Avec Al-Irchad, Sadou a fait le tour du Soum pour y prêcher. Hamza (Ndlr le prénom a été changé), enseignant, se souvient l’avoir croisé en octobre 2016 lorsqu’il officiait dans un village du Soum « Sadou était venu avec une équipe de Al-Irchad pour prêcher dans mon village. Tout le village était au rendez-vous. Dans son sermon il s’est attaqué à l’école traditionnelle en disant que l’école ne forme que des criminels. Il mettait en opposition l’école française et l’école coranique. À la fin du discours, j’ai rendu compte directement à mon responsable départemental. Mais rien n’a été fait pour l’arrêter… ». Il parlait très calmement avec sagesse c’est pour ça qu’il a réussi à convaincre de nombreuses personnes a poursuivi la même source.

Le 12 novembre 2016, Hamadoun Boly, un des plus proches lieutenants de Malam Dicko, mais aussi le meilleur ami de Sadou, qu’il considère comme son frère, est assassiné par le futur chef de Ansaroul Islam. La raison : Boly était défenseur d’un endoctrinement pacifique des masses par des prêches alors que Dicko était défenseur d’un Islam guerrier et conquérant. Sadou craint d’être le prochain sur la liste et quitte Djibo et le Soum pour se réfugier à Déou dans l’Oudalan.

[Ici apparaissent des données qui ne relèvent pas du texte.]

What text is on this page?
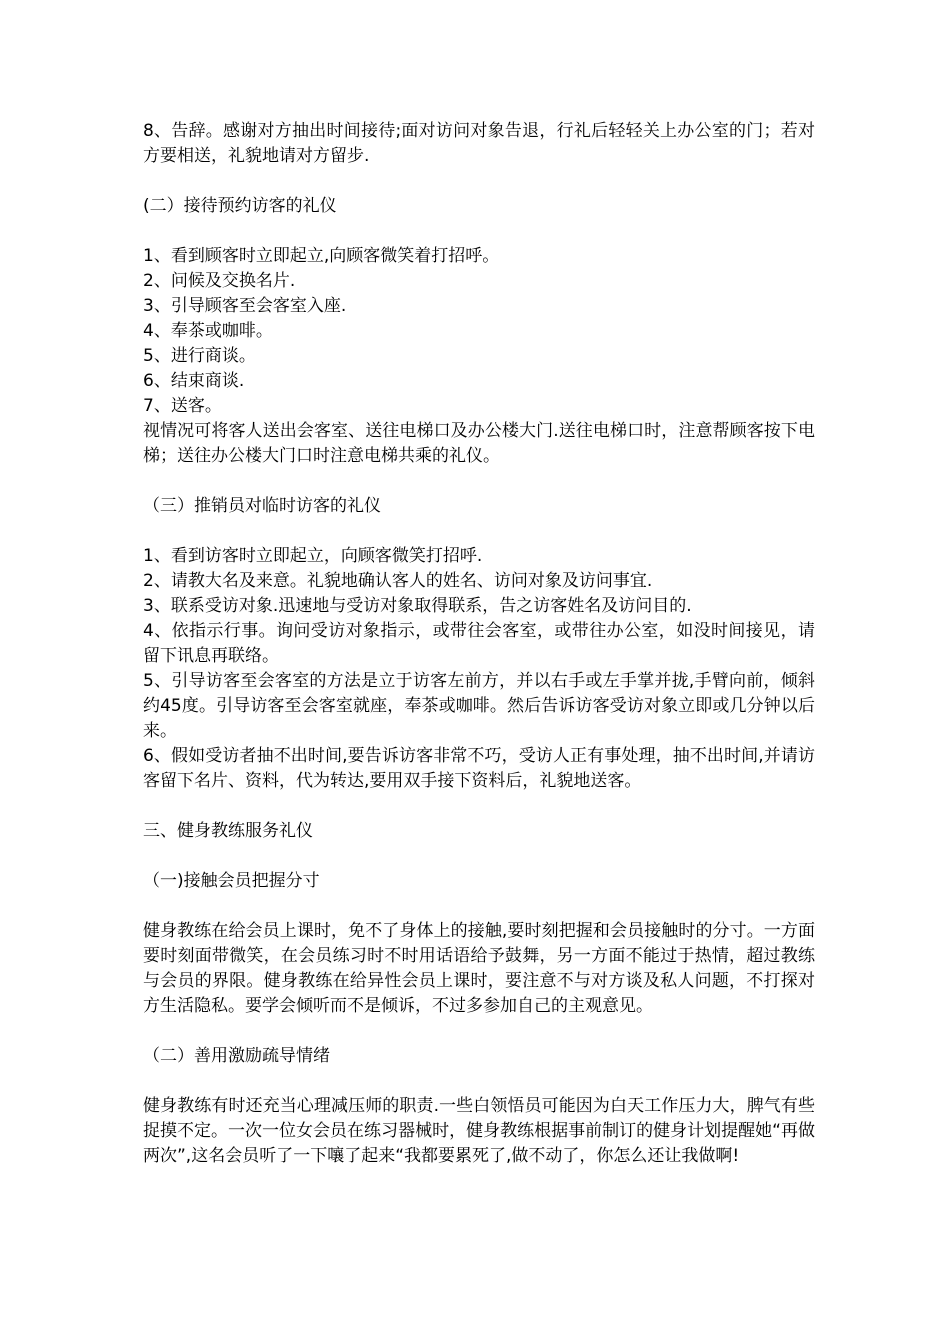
8、告辞。感谢对方抽出时间接待;面对访问对象告退，行礼后轻轻关上办公室的门；若对方要相送，礼貌地请对方留步.

(二）接待预约访客的礼仪

1、看到顾客时立即起立,向顾客微笑着打招呼。

2、问候及交换名片.

3、引导顾客至会客室入座.

4、奉茶或咖啡。

5、进行商谈。

6、结束商谈.

7、送客。

视情况可将客人送出会客室、送往电梯口及办公楼大门.送往电梯口时，注意帮顾客按下电梯；送往办公楼大门口时注意电梯共乘的礼仪。

（三）推销员对临时访客的礼仪

1、看到访客时立即起立，向顾客微笑打招呼.

2、请教大名及来意。礼貌地确认客人的姓名、访问对象及访问事宜.

3、联系受访对象.迅速地与受访对象取得联系，告之访客姓名及访问目的.

4、依指示行事。询问受访对象指示，或带往会客室，或带往办公室，如没时间接见，请留下讯息再联络。

5、引导访客至会客室的方法是立于访客左前方，并以右手或左手掌并拢,手臂向前，倾斜约45度。引导访客至会客室就座，奉茶或咖啡。然后告诉访客受访对象立即或几分钟以后来。

6、假如受访者抽不出时间,要告诉访客非常不巧，受访人正有事处理，抽不出时间,并请访客留下名片、资料，代为转达,要用双手接下资料后，礼貌地送客。

三、健身教练服务礼仪

（一)接触会员把握分寸

健身教练在给会员上课时，免不了身体上的接触,要时刻把握和会员接触时的分寸。一方面要时刻面带微笑，在会员练习时不时用话语给予鼓舞，另一方面不能过于热情，超过教练与会员的界限。健身教练在给异性会员上课时，要注意不与对方谈及私人问题，不打探对方生活隐私。要学会倾听而不是倾诉，不过多参加自己的主观意见。

（二）善用激励疏导情绪

健身教练有时还充当心理减压师的职责.一些白领悟员可能因为白天工作压力大，脾气有些捉摸不定。一次一位女会员在练习器械时，健身教练根据事前制订的健身计划提醒她“再做两次”,这名会员听了一下嚷了起来“我都要累死了,做不动了，你怎么还让我做啊!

Un ancien élément de l’Agence nationale du renseignement (ANR) burkinabè se souvient

« La nuit du 17 novembre 2016, nos équipes se sont déployés dans son village mais nous ne l’avons pas retrouvé… Déjà à l’époque, nous avions signalé aux autorités que cet homme était très dangereux mais nous n’avons pas été écoutés… » explique-t-il avec dépit.

Depuis son retour à Déou, Sadou profite de ses connexions avec les factions Touaregs et arabes de la zone pour intégrer l’Etat Islamique. Il multiplie les prêches, les recrutements de combattants et parfois participe même à des attaques armées.

Le 19 juin 2018, son nom apparaît publiquement pour la première fois dans une liste de 146 présumés terroristes recherchés par le ministère de la Sécurité. Il est le numéro 61 aux côtés de plusieurs membres du groupe Ansarul Islam au nom de « Cissé Saadou Alou », localisé à l’époque à Gountouré Gné-Gné à Déou dans l’Oudalan. Il est décrit comme « le principal pourvoyeur de la bande. Il dispose de deux grands dépôts de carburant et une vingtaine d’employés motorisés qui feraient la navette entre Boulkéssi (Mali) et Boula. ». Mais cette description du rôle du personnage ne semble pas réaliste aux yeux de l’ancien de l’ANR, « en 2018, il avait déjà quitté Ansaroul Islam. Cette description de Sadou est complétement fausse ! »  Le compte à rebours de sa traque est depuis lancé.